Diabetes drug concerns not new

Times Staff Writer

Federal investigators warned nearly five years ago that the diabetes drug Avandia might be causing heart failure, according to an internal government memo released Tuesday by a consumer group.

Investigators also raised concerns about Actos, a similar drug used to treat Type 2 diabetes.

Separately, in fast-moving developments in the latest drug safety investigation, a senior Republican senator said Tuesday he had learned that the Food and Drug Administration’s safety office had recommended the strongest possible warning for Avandia -- only to be overruled.


“The FDA didn’t take that advice,” said Sen. Charles E. Grassley (R-Iowa), a critic of the agency. “Instead, the warning about congestive heart failure risks with this drug is currently buried.”

FDA spokeswoman Julie Zawisza responded that debate and disagreement were not unusual within the agency, “particularly when the science is unclear, complex or emerging.”

“We do not have sufficient understanding of the data at this time to make a regulatory decision,” she said.

The FDA issued a safety alert about Avandia on Monday after a study in the New England Journal of Medicine linked the medication to increased risk of heart attacks and death from cardiac disease. The alert underscored less prominent warnings of heart risks in prescribing literature primarily intended for doctors.

But a memo from FDA drug safety reviewers -- dated July 16, 2002 -- indicates there were significant concerns much earlier within the agency about Avandia and Actos.

Released by the watchdog group Public Citizen, the memo analyzed 47 early reports to the FDA of patients who went into heart failure and had to be hospitalized while taking one of the drugs. Congestive heart failure, or CHF, is a life-threatening condition that comes about when the heart is unable to pump enough blood to the rest of the body.


“This case series strongly supports the hypothesis that [these drugs], as a class, may be associated with CHF in diabetics,” the memo said. The safety reviewers went on to recommend changes in prescribing information to alert doctors to their findings, as well as follow-up studies to definitively resolve suspicions.

“With this kind of evidence in 2002, there should have been a sharp decrease in the prescribing of these drugs,” said Dr. Sidney Wolfe, director of Public Citizen’s Health Research Group. “Instead, just the opposite happened.”

The group, founded by activist Ralph Nader, obtained the memo under the federal Freedom of Information Act.

Zawisza, the FDA spokeswoman, said the prescribing literature for Avandia and Actos has been updated repeatedly to include warnings about the risks of heart failure, using “much better information” than was contained in the 2002 memo.

A spokeswoman for GlaxoSmithKline, which makes Avandia, said the company had changed the drug’s prescribing information as early as 2000 to warn doctors of heart failure risks.

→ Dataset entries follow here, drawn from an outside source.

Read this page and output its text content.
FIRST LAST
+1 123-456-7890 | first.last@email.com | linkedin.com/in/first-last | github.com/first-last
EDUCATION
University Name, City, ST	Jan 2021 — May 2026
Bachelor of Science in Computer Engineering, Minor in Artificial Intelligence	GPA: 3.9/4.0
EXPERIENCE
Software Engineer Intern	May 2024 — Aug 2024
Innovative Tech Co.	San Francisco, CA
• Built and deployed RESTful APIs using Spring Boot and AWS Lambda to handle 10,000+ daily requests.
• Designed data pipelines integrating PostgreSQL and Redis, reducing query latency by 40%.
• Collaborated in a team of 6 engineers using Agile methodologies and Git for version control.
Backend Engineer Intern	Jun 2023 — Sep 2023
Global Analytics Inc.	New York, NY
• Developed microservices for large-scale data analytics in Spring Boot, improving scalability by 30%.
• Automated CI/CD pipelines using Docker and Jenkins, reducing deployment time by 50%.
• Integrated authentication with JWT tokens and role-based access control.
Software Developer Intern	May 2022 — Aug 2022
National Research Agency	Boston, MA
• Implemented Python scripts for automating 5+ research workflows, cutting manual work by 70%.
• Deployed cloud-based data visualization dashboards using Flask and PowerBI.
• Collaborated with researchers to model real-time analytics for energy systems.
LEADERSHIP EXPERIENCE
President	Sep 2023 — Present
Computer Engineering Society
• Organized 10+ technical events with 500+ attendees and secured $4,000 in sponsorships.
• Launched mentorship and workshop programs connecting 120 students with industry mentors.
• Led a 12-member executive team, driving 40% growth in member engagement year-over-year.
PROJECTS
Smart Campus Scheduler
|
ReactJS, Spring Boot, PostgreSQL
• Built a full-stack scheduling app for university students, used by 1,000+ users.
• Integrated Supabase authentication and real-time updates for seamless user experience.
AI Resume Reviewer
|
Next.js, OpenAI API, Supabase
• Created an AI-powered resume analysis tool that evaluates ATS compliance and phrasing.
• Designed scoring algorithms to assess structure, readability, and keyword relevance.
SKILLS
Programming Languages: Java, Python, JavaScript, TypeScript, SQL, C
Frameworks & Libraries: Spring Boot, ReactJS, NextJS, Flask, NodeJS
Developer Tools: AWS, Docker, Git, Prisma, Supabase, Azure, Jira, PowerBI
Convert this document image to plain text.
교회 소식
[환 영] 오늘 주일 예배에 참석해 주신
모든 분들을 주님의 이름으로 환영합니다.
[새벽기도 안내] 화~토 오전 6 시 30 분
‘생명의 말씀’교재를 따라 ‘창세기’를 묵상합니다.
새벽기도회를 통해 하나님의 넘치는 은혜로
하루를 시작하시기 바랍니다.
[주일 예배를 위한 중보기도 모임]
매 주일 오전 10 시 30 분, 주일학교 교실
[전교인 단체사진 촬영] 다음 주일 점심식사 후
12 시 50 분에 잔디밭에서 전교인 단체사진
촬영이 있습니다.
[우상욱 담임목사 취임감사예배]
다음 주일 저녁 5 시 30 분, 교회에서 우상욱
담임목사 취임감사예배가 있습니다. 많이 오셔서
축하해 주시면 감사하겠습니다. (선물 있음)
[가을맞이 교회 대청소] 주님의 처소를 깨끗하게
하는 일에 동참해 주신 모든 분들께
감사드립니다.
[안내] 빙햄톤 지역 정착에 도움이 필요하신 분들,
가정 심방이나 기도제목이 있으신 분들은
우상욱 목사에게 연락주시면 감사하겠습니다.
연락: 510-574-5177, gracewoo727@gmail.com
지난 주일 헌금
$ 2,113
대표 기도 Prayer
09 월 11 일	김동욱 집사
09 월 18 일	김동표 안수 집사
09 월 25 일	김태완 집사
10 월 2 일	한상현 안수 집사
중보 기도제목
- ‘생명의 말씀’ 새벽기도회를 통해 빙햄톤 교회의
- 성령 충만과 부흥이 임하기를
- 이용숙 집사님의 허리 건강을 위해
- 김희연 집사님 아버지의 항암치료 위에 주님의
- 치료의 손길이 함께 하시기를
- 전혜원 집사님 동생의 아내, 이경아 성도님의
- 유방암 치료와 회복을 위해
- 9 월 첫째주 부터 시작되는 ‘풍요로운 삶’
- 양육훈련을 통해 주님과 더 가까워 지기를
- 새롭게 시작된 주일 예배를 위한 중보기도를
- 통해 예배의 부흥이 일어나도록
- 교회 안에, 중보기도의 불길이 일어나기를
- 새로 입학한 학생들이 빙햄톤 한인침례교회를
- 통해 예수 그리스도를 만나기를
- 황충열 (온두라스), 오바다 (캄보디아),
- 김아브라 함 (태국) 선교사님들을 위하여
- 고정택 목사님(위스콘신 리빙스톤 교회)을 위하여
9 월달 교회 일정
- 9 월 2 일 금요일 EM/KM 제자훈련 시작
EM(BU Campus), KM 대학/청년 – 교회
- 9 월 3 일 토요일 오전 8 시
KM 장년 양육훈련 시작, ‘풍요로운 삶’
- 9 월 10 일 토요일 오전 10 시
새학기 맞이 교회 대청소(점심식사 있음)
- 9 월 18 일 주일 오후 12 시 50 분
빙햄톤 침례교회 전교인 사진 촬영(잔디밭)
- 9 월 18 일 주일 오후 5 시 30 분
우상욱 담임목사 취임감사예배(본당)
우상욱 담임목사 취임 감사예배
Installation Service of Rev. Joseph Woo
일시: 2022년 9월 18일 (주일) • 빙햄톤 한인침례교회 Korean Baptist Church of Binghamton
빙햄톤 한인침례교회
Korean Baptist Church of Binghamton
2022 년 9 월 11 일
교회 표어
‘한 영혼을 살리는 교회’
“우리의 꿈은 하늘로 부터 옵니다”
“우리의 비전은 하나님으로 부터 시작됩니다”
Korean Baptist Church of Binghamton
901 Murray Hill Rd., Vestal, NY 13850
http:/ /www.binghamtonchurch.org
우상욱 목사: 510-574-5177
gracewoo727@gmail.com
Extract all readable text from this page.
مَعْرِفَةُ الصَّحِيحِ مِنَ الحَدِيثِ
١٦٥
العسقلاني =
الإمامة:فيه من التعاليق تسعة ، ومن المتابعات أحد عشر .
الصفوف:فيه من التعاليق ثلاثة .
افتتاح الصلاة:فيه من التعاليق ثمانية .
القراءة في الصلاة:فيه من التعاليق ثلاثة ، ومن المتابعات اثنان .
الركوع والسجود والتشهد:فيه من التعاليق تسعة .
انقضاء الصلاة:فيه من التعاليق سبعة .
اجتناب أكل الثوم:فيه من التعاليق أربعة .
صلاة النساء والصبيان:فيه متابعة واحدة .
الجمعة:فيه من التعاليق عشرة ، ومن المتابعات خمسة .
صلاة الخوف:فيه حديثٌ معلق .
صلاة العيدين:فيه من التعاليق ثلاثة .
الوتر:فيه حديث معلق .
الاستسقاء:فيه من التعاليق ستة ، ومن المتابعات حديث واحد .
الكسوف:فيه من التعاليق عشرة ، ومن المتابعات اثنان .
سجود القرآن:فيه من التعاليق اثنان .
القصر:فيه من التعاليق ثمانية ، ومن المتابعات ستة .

“All the concerns raised in the memo had already been addressed,” Alice Hunt said.

Takeda Pharmaceutical Co., the Japanese manufacturer of Actos, could not be immediately reached.


Both drugs, which are widely prescribed for the treatment of adult-onset diabetes, are believed to work by breaking down the body’s resistance to insulin. However, even before they were approved in 1999, Avandia and Actos were also known to cause fluid retention -- a major risk factor for congestive heart failure. Nonetheless, they were seen as a safer alternative to Rezulin, a similar medication withdrawn after it was linked to liver failure.

Wolfe said the case reports from the FDA database should have been included in the warnings to doctors. And the FDA should have considered stronger warnings that the drugs be used only as a last resort -- at least until the safety issues could be resolved.

Three congressional panels are investigating the FDA’s handling of Avandia -- including the Senate Finance Committee, where Grassley is the ranking Republican. The FDA is conducting its own review, which will probably encompass both drugs, but it could take several months.

About 6 million Americans have taken Avandia, according to GlaxoSmithKline.

The 2002 FDA memo analyzed 25 cases of heart failure in Avandia patients and an additional 22 cases in patients who were taking Actos. In 26 of the cases, the patients had not previously been diagnosed with heart failure -- a signal the safety reviewers found worrisome. One patient taking Avandia died.

In the memo, the safety reviewers said the symptoms of fluid retention appeared to build up slowly over a period of several months in an “insidious” manner that might not be easy for doctors to detect. And they expressed concern that such risks were not “clearly defined” in the prescribing literature available to doctors.

Since that time, the number of case reports of serious problems has grown significantly, Wolfe said. The FDA now has 803 reports of patients who had to be hospitalized for heart failure while taking the diabetes drugs -- 415 for Avandia and 388 for Actos.